Pantau - Indeks Harga Saham Gabungan (IHSG) Bursa Efek Indonesia diproyeksikan menguat terbatas di tengah ketidakpastian global akibat memanasnya hubungan Amerika Serikat dan Iran serta tekanan inflasi global.
IHSG pada perdagangan Selasa pagi dibuka menguat 41,23 poin atau 0,60 persen ke posisi 6.946,85.
Associate Director of Research and Investment Pilarmas Investindo Sekuritas Maximilianus Nico Demus mengatakan pasar masih dibayangi risiko geopolitik setelah negosiasi antara Amerika Serikat dan Iran menemui jalan buntu.
“Bahkan, Amerika kembali memikirkan langkah selanjutnya, termasuk aksi militer terhadap Iran yang di mana hal ini tentu berpotensi kembali membuat harga minyak mengalami kenaikan dan membuat ketidakpastian kembali menyelimuti pasar,” ujar Nico dalam kajiannya di Jakarta, Selasa.
Investor Tunggu Pertemuan AS dan China
Pelaku pasar juga menantikan pertemuan antara Amerika Serikat dan China yang dijadwalkan berlangsung pada 13 hingga 15 Mei 2026.

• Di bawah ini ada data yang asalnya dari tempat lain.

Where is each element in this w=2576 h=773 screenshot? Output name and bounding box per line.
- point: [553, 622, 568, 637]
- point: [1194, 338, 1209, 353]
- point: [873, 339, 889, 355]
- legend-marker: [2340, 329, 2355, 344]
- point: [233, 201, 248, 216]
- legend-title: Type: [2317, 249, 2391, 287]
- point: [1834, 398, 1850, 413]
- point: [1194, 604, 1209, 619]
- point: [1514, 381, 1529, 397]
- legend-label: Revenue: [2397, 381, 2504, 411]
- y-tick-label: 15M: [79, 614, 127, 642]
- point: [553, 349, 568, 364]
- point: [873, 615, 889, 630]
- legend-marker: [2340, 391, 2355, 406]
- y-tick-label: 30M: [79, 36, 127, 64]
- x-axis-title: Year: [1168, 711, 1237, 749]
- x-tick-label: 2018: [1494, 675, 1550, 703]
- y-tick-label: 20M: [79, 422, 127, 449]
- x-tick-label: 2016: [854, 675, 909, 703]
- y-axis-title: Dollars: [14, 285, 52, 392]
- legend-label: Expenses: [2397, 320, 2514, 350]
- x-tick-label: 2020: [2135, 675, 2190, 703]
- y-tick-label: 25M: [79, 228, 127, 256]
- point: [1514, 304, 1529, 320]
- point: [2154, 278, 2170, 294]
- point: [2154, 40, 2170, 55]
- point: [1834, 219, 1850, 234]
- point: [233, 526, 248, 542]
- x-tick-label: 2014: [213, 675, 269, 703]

Menurut Nico, pertemuan tersebut menjadi harapan baru bagi pemulihan hubungan dagang kedua negara setelah ketegangan yang berlangsung cukup lama.
Selain faktor geopolitik, investor juga mencermati sejumlah data ekonomi penting dari Amerika Serikat, Eropa, China, dan Jepang.
Data inflasi Amerika Serikat diperkirakan meningkat dari 3,3 persen menjadi sekitar 3,5 hingga 3,8 persen.
Inflasi inti atau core CPI juga diproyeksikan naik dari 2,6 persen menjadi 2,7 hingga 2,8 persen.
“Kenaikan dari sisi produsen akan meningkatkan tekanan terhadap inflasi secara keseluruhan yang membuat The Fed berpotensi mengencangkan ikat pinggang,” kata Nico.
Pasar Obligasi dan Proyeksi IHSG
Dari dalam negeri, Nico menilai pasar saham dan obligasi masih memiliki ruang penguatan meski terbatas.
Sentimen positif muncul setelah pemerintah memastikan belum akan mengaktifkan Bond Stabilization Fund karena kondisi pasar obligasi dinilai masih terkendali.
Pemerintah disebut memilih menjaga stabilitas pasar surat utang melalui pengelolaan kas negara dan instrumen fiskal yang tersedia, termasuk memanfaatkan saldo anggaran lebih.
“Langkah stabilisasi menggunakan kas pemerintah dapat membantu menjaga kepercayaan investor terhadap pasar obligasi tanpa menimbulkan persepsi adanya kondisi darurat,” ujarnya.
Pilarmas Investindo Sekuritas memproyeksikan IHSG bergerak pada rentang support 6.850 dan resistance 7.000.